Reuters reports that a landmark report completed by asset consultants Mercer, and 14 global super funds with $2 trillion invested between them, has some alarming revelations for all our retirement incomes. According to the report, our current approach to managing risk is no good with climate change putting trillions of investment dollars at risk over the next 20 years.

Just think of the impact of the Queensland floods, and the flash floods around the rest of the country on businesses and the economy and you’ll begin to see the point.

"Weather events like the recent floods in Australia will continue to impact infrastructure, food security and property, contributing to material portfolio risk for institutional investors," Investor Group on Climate Change in Australia chief executive Nathan Fabian said.

The study found that costs coming from the environment, health and food security could exceed $4 trillion by 2030, and far more if there were policy delays. It also found that some investments might be directly affected by rising risks of climate change related events. These would include investments in infrastructure and coastal zone property (floods and storm damage), water availability (drought and flood risk). There would also be knock on impacts on agriculture and health.

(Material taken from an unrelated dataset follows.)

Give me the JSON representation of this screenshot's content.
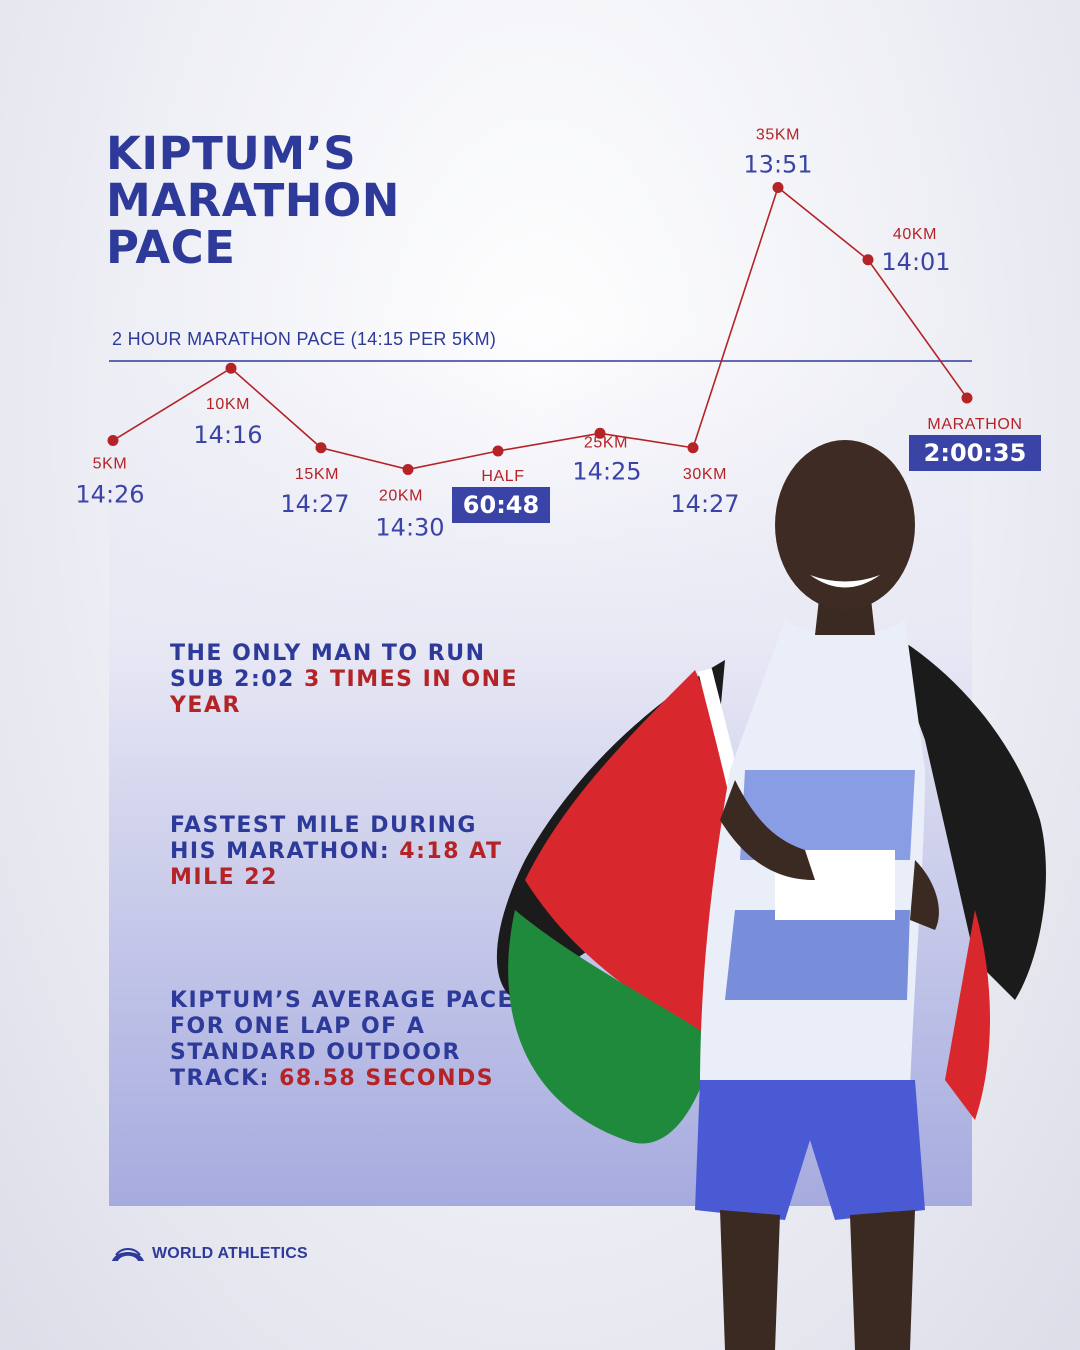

On the other hand, the 132 page report says climate change represents a great investment opportunity with technology investments to create a low carbon economy likely to accumulate to $5 trillion by 2030.
No doubt all this will change the investment strategies for many super funds. It’s already started. The Financial Times reports that some pension funds plan to change their asset allocations as a result of the report.

“The risk numbers indicate this is a very real risk,” said Helene Winch, director, head of policy at BT Pension Scheme Management told the FT.

All this is another piece of evidence showing that climate change has some very serious investment and financial risks. It’s very much a business issue.